Comment by MostlyStable
15 days ago
And I'm saying that the question of whether language production and consciousness imply one another is orthogonal to the argument. My argument, in it's simplest form, is that in order to confidently claim a non-human is not conscious, we would indeed need to solve the hard problem. We have not solved that problem, and therefore we should make no strong claims about the consciousness or lack thereof of any non-human.
I may have been imprecise in my original comment, if it led you to believe that I thought that language production was the only evidence or important thing. If so, I apologize for my imprecision. I don't think that it's really that relevant.
Oh, I see. That's too broad a claim in my view, but I would agree we can't be certain without a general solution of the 'hard problem' - no more about LLMs than about humans; in the general case, we can't prove ourselves conscious either, which is the sort of thing that tends to drive consciousness researchers gradually but definitely up a wall over time. (But we've discussed Hoel already. To his credit, he's always been very open about his reasons for having departed academia.)
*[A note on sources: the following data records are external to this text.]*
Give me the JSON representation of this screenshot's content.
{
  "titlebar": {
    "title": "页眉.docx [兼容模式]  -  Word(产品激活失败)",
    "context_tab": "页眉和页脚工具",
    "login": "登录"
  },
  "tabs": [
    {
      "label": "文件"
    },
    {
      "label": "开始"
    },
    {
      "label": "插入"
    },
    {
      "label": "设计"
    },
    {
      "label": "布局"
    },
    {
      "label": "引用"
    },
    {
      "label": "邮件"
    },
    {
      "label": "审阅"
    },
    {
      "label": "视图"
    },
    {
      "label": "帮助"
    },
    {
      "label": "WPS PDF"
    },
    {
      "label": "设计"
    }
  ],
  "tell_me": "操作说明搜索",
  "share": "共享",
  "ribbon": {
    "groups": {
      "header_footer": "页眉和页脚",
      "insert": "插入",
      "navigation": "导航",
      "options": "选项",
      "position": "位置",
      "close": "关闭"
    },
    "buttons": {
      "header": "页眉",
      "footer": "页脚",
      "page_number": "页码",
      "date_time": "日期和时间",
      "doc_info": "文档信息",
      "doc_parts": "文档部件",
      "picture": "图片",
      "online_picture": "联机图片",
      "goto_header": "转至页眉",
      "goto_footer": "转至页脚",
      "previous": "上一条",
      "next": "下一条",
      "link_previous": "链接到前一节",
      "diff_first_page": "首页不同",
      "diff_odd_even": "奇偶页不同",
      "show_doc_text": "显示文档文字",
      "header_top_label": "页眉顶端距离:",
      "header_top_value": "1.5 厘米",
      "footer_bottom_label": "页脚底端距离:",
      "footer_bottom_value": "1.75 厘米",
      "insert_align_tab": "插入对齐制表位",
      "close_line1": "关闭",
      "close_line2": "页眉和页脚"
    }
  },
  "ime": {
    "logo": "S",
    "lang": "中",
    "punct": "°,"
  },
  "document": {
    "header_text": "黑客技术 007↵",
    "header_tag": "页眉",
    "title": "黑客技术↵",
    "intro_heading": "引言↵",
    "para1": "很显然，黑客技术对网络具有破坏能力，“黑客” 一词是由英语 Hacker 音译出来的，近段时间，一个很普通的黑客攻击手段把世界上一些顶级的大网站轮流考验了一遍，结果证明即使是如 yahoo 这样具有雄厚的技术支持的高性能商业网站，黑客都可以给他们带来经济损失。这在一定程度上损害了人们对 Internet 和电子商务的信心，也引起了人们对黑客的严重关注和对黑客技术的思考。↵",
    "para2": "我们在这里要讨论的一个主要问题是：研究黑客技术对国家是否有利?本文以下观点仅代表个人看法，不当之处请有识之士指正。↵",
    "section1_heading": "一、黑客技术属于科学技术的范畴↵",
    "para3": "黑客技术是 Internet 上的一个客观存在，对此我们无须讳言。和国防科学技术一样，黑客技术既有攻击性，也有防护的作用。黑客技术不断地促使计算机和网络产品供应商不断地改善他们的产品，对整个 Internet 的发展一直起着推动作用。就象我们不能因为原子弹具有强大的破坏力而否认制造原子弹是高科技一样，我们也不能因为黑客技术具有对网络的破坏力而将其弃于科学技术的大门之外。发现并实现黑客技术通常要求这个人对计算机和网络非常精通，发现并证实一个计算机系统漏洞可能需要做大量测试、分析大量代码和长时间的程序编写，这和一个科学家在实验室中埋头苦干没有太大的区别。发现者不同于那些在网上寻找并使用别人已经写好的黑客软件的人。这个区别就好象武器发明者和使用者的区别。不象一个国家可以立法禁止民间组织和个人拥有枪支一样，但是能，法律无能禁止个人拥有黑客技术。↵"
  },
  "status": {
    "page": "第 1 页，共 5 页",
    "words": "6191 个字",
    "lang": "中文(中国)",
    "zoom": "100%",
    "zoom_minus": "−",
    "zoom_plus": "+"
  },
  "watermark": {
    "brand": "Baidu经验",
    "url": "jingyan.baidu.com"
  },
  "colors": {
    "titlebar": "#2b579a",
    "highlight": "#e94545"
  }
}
It sounds to me as though you might seek to get at a concern less mechanistic than moral or ethical, and my advice in such case would be to address that concern directly. If you try to tell me that because LLMs produce speech they must be presumptively treated as if able to suffer, I'm going to tell you that's nonsense, as indeed I have just finished doing. If you tell me instead that they must be so treated because we have no way to be sure they don't suffer, I'll see no cause to argue. But I appreciate that making a compassionate argument for its own sake isn't a very good way to convince anyone around here.